As an important part of systemic biology, metabolomics can identify changes in metabolites in different states by analyzing broad spectrum metabolites in organisms and clarifying the relationship between differential metabolites and their corresponding physiological and pathological conditions [40]. In this study, a detailed description of the metabolites of uropygial glands was provided through metabonomic analysis. A total of 12973 and 18041 molecules were found in the positive and negative ion modes, respectively, and 442 metabolites were finally annotated. Among them, lipids accounted for 12.245% of the total annotated metabolites, supporting previous findings that there are lipogenesis processes in chicken uropygial glands [41].

The differential metabolite analysis and metabolic pathway enrichment showed that the uropygial glands’ amino acids, lipids, carbohydrates, and energy metabolism were inhibited under cage rearing conditions. Amino acids are the precursors of various proteins synthesized by animals. Thus, they play an essential role in forming body structures, various metabolic processes, and stress resistance. In particular, sulfur-containing amino acids play a crucial role in plumage growth [42,43,44]. Our results showed that 10 amino acid metabolites were upregulated in the floor-reared ducks, which indicated that amino acid metabolism might be responsible for plumage appearance changes during the transition of the rearing system.

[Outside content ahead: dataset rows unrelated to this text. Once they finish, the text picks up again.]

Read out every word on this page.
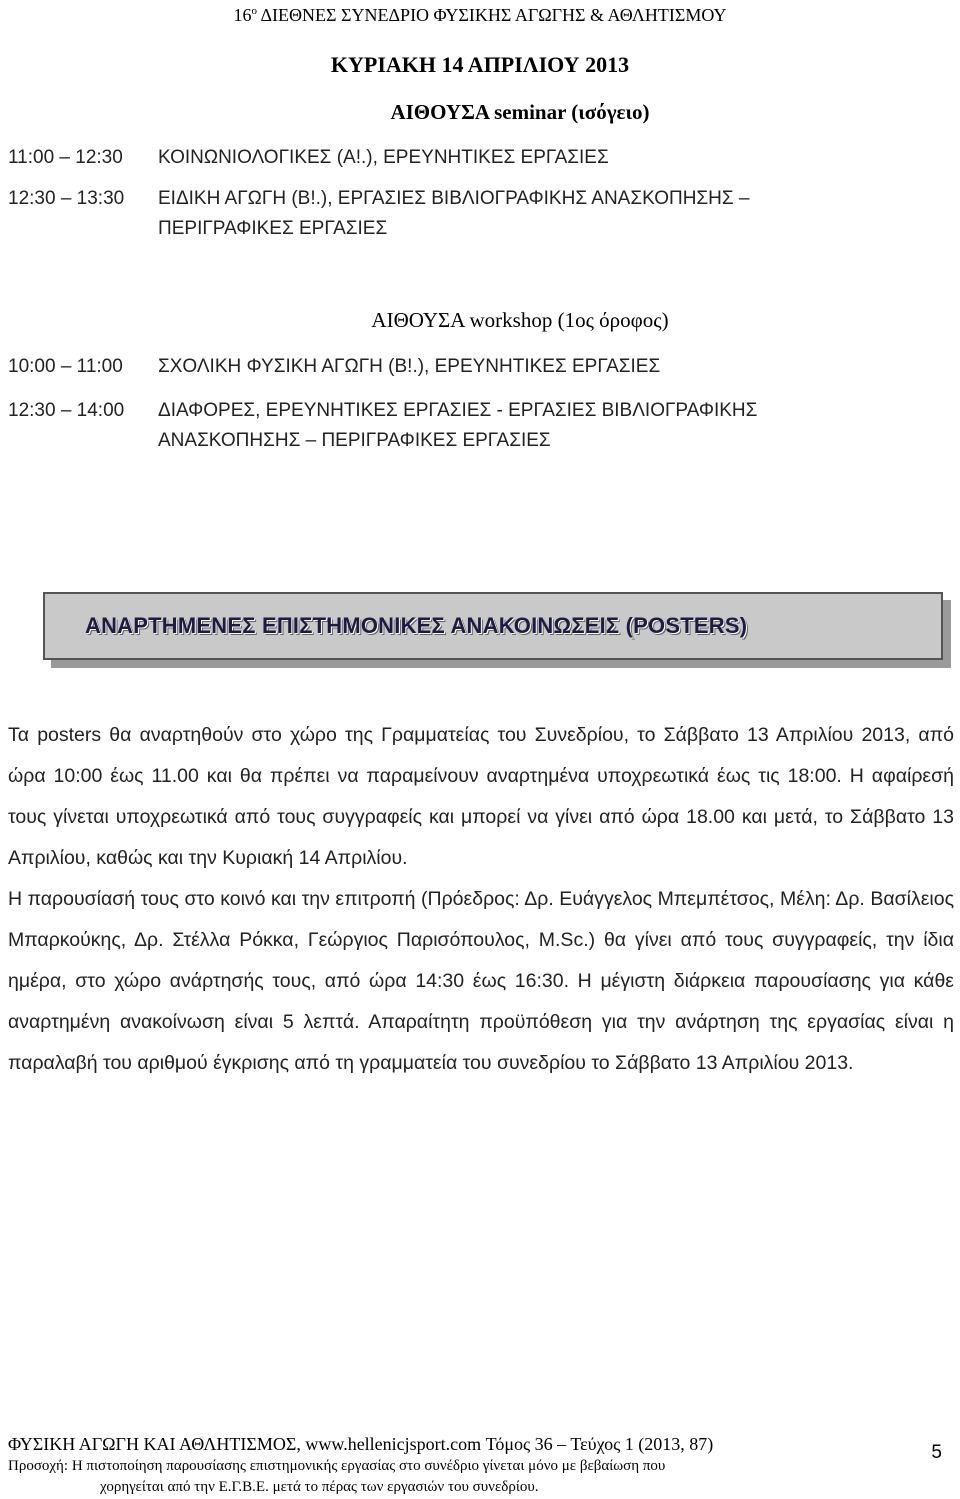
$16^o$ ΔΙΕΘΝΕΣ ΣΥΝΕΔΡΙΟ ΦΥΣΙΚΗΣ ΑΓΩΓΗΣ & ΑΘΛΗΤΙΣΜΟΥ
ΚΥΡΙΑΚΗ 14 ΑΠΡΙΛΙΟΥ 2013
ΑΙΘΟΥΣΑ seminar (ισόγειο)
11:00 – 12:30 ΚΟΙΝΩΝΙΟΛΟΓΙΚΕΣ (Α!.), ΕΡΕΥΝΗΤΙΚΕΣ ΕΡΓΑΣΙΕΣ
12:30 – 13:30 ΕΙΔΙΚΗ ΑΓΩΓΗ (Β!.), ΕΡΓΑΣΙΕΣ ΒΙΒΛΙΟΓΡΑΦΙΚΗΣ ΑΝΑΣΚΟΠΗΣΗΣ –
ΠΕΡΙΓΡΑΦΙΚΕΣ ΕΡΓΑΣΙΕΣ
ΑΙΘΟΥΣΑ workshop (1ος όροφος)
10:00 – 11:00 ΣΧΟΛΙΚΗ ΦΥΣΙΚΗ ΑΓΩΓΗ (Β!.), ΕΡΕΥΝΗΤΙΚΕΣ ΕΡΓΑΣΙΕΣ
12:30 – 14:00 ΔΙΑΦΟΡΕΣ, ΕΡΕΥΝΗΤΙΚΕΣ ΕΡΓΑΣΙΕΣ - ΕΡΓΑΣΙΕΣ ΒΙΒΛΙΟΓΡΑΦΙΚΗΣ
ΑΝΑΣΚΟΠΗΣΗΣ – ΠΕΡΙΓΡΑΦΙΚΕΣ ΕΡΓΑΣΙΕΣ
ΑΝΑΡΤΗΜΕΝΕΣ ΕΠΙΣΤΗΜΟΝΙΚΕΣ ΑΝΑΚΟΙΝΩΣΕΙΣ (POSTERS)

Τα posters θα αναρτηθούν στο χώρο της Γραμματείας του Συνεδρίου, το Σάββατο 13 Απριλίου 2013, από ώρα 10:00 έως 11.00 και θα πρέπει να παραμείνουν αναρτημένα υποχρεωτικά έως τις 18:00. Η αφαίρεσή τους γίνεται υποχρεωτικά από τους συγγραφείς και μπορεί να γίνει από ώρα 18.00 και μετά, το Σάββατο 13 Απριλίου, καθώς και την Κυριακή 14 Απριλίου.

Η παρουσίασή τους στο κοινό και την επιτροπή (Πρόεδρος: Δρ. Ευάγγελος Μπεμπέτσος, Μέλη: Δρ. Βασίλειος Μπαρκούκης, Δρ. Στέλλα Ρόκκα, Γεώργιος Παρισόπουλος, M.Sc.) θα γίνει από τους συγγραφείς, την ίδια ημέρα, στο χώρο ανάρτησής τους, από ώρα 14:30 έως 16:30. Η μέγιστη διάρκεια παρουσίασης για κάθε αναρτημένη ανακοίνωση είναι 5 λεπτά. Απαραίτητη προϋπόθεση για την ανάρτηση της εργασίας είναι η παραλαβή του αριθμού έγκρισης από τη γραμματεία του συνεδρίου το Σάββατο 13 Απριλίου 2013.

ΦΥΣΙΚΗ ΑΓΩΓΗ ΚΑΙ ΑΘΛΗΤΙΣΜΟΣ, www.hellenicjsport.com Τόμος 36 – Τεύχος 1 (2013, 87)
Προσοχή: Η πιστοποίηση παρουσίασης επιστημονικής εργασίας στο συνέδριο γίνεται μόνο με βεβαίωση που
χορηγείται από την Ε.Γ.Β.Ε. μετά το πέρας των εργασιών του συνεδρίου.
5
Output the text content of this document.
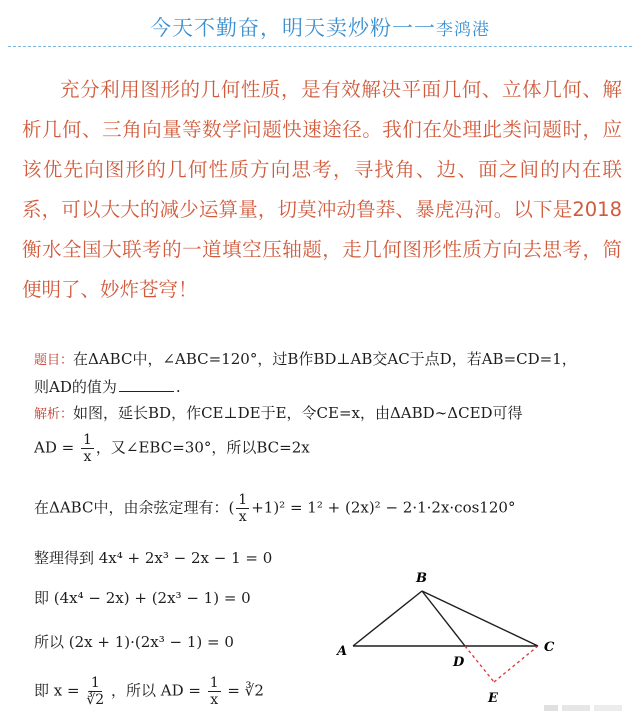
今天不勤奋，明天卖炒粉一一李鸿港

充分利用图形的几何性质，是有效解决平面几何、立体几何、解析几何、三角向量等数学问题快速途径。我们在处理此类问题时，应该优先向图形的几何性质方向思考，寻找角、边、面之间的内在联系，可以大大的减少运算量，切莫冲动鲁莽、暴虎冯河。以下是2018衡水全国大联考的一道填空压轴题，走几何图形性质方向去思考，简便明了、妙炸苍穹！

题目：在ΔABC中，∠ABC=120°，过B作BD⊥AB交AC于点D，若AB=CD=1，
则AD的值为	.
解析：如图，延长BD，作CE⊥DE于E，令CE=x，由ΔABD∼ΔCED可得
AD = $\frac{1}{x}$ ，又∠EBC=30°，所以BC=2x
在ΔABC中，由余弦定理有：( $\frac{1}{x} +1)^2 = 1^2 + (2x)^2 - 2\cdot 1\cdot 2x\cdot\cos 120^\circ$
整理得到 4x⁴ + 2x³ − 2x − 1 = 0
即 (4x⁴ − 2x) + (2x³ − 1) = 0
所以 (2x + 1)·(2x³ − 1) = 0
即 $x = \frac{1}{∛2}$ ，所以 AD = $\frac{1}{x}$ = ∛2
A
B
C
D
E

In addition, waterfowl can improve the waterproof function of their feathers by smearing oil on them [45]. In this study, a total of six different metabolites related to lipid metabolism were found, and five of them were upregulated in floor-reared ducks. They provided a metabolic basis showing that the uropygial glands play a greater role in feather waterproofing under the floor rearing mode. Inositol, tryptophan, and N-formyl-L-methionine were significantly increased in the floor-reared ducks. Inositol is an essential nutrient source for animals, and it may play a role in promoting hair growth, maintaining hair health, and metabolizing fat and cholesterol [46]. Research has shown that inositol deficiency in animals could lead to growth stagnation and physiological disorders [47,48]. At the same time, supplementation with inositol in the diet can reduce fearfulness in laying hens [49]. Van et al. found that feather pecking behavior is triggered by an acute reduction of 5-serotonergic turnover in the forebrain, as increasing 5-serotonergic turnover levels by increasing dietary tryptophan decreases feather pecking behavior [50]. N-Formyl-L-methionine is a derivative of methionine. The fourth primary wing feather length was increased with methionine supplementation [51]. This study may have found one of the reasons for the poor feather quality in cage-reared ducks compared to floor-reared ducks. Sphingosine is a type of sphingolipid that can promote cell survival and proliferation [52]. However, our experiment found that the level of sphingosine was higher in cage-reared ducks; therefore, the effect of sphingosine on feathers still needs further study. The mechanisms by which other differential metabolites affect feathers are not well understood and need further exploration.

5. Conclusions

In summary, we demonstrated that the cage rearing system could reduce the relative weight of duck uropygial glands. The nontargeted metabolic data illustrated 49 differential metabolites between the two rearing modes. Three sulfur-containing amino acids, namely, 2-ketobutyric acid, L-aspartate-semialdehyde, and N-formyl-L-methionine, and some lipids, including inositol and sphingosine, might be responsible for the changes in plumage appearance between the two rearing conditions. Therefore, the changes in the above metabolites in uropygial glands may be caused by the disturbance of the metabolic pathways, which may be partly responsible for the poor condition of feathers in caged ducks.